How will I know I have multiple sclerosis?

It might take awhile for you to get a definitive diagnosis of multiple sclerosis, in part because MS symptoms often disappear for months at a time. Your doctor will consider your symptoms, neurological exam results, medical history, and rule out other potential health problems when considering a diagnosis of MS.

Your doctor may use several procedures to diagnose MS, such as:

Blood tests

Blood tests can rule out other infectious or inflammatory diseases that have symptoms similar to multiple sclerosis.

Neurological tests

Your doctor will likely have you go to a neurologist who can check how your nervous system is working. These tests can check for problems with eye movements, muscle coordination, weakness, balance, sensation, speech, and reflexes.

Spinal tap

Your doctor may take some fluid from your spine to check for abnormal amounts of blood cells or proteins that are associated with MS.


This test can show if you have lesions in your brain or spinal cord. Newer types of MRI such as magnetic resonance spectroscopy, magnetization transfer imaging, diffusion-tensor magnetic resonance imaging, or a functional MRI may also be used in your diagnosis.

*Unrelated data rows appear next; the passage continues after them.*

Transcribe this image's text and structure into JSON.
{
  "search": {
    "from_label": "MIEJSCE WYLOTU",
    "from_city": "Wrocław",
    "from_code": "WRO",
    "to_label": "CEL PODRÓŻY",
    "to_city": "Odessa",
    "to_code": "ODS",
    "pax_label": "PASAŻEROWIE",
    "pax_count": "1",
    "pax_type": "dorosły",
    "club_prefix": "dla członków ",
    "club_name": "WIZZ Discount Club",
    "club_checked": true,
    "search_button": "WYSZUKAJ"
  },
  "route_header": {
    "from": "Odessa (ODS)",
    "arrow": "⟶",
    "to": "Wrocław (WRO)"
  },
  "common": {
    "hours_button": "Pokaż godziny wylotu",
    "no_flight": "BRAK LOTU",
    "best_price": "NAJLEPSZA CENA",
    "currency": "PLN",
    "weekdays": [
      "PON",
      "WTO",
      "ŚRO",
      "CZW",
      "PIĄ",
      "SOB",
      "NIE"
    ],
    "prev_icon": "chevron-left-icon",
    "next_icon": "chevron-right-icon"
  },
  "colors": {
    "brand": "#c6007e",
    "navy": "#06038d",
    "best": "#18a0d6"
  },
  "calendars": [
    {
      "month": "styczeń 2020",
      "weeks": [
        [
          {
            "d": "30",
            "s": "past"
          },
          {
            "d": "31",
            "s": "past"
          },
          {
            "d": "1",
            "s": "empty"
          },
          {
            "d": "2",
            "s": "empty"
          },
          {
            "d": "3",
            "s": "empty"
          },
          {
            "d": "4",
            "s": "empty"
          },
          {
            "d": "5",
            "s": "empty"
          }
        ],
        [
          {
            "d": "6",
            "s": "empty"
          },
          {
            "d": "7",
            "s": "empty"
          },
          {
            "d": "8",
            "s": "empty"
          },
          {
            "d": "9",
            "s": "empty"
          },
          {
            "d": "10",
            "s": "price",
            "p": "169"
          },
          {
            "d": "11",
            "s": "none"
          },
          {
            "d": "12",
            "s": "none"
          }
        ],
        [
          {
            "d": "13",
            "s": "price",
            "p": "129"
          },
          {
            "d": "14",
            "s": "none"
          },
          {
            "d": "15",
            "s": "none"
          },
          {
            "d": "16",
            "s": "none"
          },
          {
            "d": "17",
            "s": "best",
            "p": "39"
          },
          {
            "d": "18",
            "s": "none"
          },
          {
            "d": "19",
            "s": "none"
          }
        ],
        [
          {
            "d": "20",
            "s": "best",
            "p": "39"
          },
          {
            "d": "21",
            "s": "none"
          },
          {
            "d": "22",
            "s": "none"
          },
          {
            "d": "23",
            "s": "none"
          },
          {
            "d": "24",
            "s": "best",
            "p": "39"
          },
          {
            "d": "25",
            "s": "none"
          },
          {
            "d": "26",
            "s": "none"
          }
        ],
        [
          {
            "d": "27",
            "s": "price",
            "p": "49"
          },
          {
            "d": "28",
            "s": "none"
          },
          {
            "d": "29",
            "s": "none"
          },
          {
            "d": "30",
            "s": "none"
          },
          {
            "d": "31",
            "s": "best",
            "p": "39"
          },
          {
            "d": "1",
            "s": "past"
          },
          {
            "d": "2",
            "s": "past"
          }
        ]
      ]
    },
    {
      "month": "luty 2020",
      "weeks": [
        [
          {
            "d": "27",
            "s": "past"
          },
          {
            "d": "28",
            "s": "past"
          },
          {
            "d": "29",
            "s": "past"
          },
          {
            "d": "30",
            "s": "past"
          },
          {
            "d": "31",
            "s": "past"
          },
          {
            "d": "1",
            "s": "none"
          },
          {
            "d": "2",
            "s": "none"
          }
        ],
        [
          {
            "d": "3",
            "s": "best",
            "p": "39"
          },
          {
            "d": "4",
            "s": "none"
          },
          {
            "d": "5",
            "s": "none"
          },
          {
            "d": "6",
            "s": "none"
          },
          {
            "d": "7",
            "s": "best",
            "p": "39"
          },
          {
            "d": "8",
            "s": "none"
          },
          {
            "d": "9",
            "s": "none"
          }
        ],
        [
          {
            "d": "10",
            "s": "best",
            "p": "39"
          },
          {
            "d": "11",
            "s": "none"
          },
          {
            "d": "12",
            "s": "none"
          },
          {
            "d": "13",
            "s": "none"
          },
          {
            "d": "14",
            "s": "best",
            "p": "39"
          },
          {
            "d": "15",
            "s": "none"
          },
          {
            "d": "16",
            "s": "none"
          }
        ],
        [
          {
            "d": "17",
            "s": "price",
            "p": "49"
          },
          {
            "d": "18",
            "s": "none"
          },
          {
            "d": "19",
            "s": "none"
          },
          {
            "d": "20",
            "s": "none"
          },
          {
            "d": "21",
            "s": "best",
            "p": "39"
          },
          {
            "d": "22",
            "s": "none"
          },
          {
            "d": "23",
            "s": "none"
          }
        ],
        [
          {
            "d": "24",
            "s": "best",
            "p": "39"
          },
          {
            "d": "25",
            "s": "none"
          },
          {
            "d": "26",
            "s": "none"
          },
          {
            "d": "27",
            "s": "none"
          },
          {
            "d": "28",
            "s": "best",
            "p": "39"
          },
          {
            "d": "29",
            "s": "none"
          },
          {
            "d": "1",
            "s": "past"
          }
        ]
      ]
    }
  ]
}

Visual evoked potential (VEP)

This test measures how quickly your brain responds to visual stimuli. The results can indicate potential lesions in the brain.

Could I have something else?

Up to 10 percent of people are misdiagnosed with MS. Instead, they may have a viral infection, stroke, vitamin B12 deficiency, polyarteritis, lupus, syringomyelia, tropical spastic paraparesis, cancer, pernicious anemia, diabetes, Sjogren’s disease, or spinocerebellar ataxias.

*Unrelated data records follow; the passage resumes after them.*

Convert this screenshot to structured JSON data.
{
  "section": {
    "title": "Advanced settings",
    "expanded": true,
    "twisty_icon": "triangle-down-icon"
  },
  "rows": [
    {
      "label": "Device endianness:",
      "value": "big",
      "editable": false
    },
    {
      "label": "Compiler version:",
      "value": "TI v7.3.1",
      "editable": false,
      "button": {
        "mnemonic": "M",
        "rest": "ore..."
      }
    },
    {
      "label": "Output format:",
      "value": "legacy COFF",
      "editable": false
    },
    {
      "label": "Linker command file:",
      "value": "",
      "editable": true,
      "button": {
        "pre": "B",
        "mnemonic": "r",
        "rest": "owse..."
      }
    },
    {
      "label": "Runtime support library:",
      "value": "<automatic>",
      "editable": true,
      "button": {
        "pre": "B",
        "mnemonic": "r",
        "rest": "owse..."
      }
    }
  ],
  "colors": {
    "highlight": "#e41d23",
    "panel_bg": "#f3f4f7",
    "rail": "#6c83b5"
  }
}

Can I prevent multiple sclerosis?

Multiple sclerosis is not preventable, but certain factors might trigger a relapse. You should avoid both hot weather and becoming overheated (such as through exercise). Increased body temperature can cause your symptoms to temporarily worsen. Conversely, a cold bath might temporarily relieve your symptoms.

What problems can multiple sclerosis cause?

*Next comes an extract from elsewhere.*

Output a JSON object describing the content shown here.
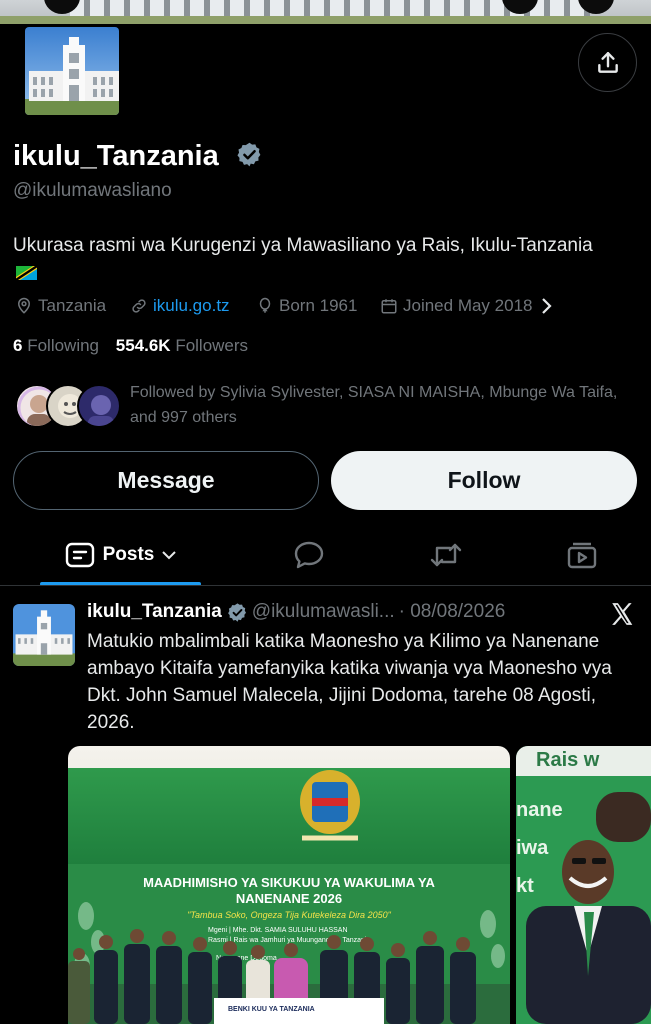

It is not uncommon for multiple sclerosis to cause depression, forgetfulness, paralysis (of the legs most frequently), muscle stiffness or spasms, epilepsy, bladder and bowel trouble, and/or sexual dysfunction. You may need a wheelchair someday, although that will probably be decades after diagnosis, if ever.

What are my treatment options?

Your doctor might suggest that treatment be started immediately after diagnosis so your quality of life can be maintained. Although there is no cure for multiple sclerosis, there are medications that can manage your symptoms. Medications for MS include:

  • Beta interferon (Avonex, Betaserone, and Rebif) for the treatment of relapsing-remitting MS
  • Copaxone (a synthetic form of myelin basic protein) for the treatment of relapsing-remitting MS
  • Novantrone, an immunosuppressant, for advanced or chronic MS
  • Ampyra to improve walking ability
  • Tysabri, a monoclonal antibody, to reduce the frequency of MS attacks in those with relapsing MS
  • Steroids to reduce the duration and severity of MS attacks
  • Muscle relaxants and tranquilizers to ease muscle stiffness or spasms
  • Antidepressants
  • Amantadine for fatigue
What will happen in the future?

Most people with MS have a mild case and will be able to still function at home and work, as well as walk for many years after diagnosis, but in the worst case you could eventually lose the ability to walk and speak. However, most cases of MS have periods of remission when symptoms disappear for awhile.

Those with the best long term outlook are typically female, younger than age 30 when the disease started, and those who have infrequent attacks with long remissions in between.

Unfortunately, your life span is affected by MS, with women living six years less and men living 11 years less than those without this disease.

What lifestyle changes should I make?

You should take part in physical therapy to help preserve your remaining muscle function. You may find that aids such as foot braces, a cane, or a walker can help you remain mobile. Assistive devices, such as bed lifts, shower chairs, and wall bars can also help maintain your independence.

Regular exercise can be helpful. However, avoid exercising in hot environments since an increase in body temperature can worsen symptoms. For this reason, swimming might be your best exercise choice.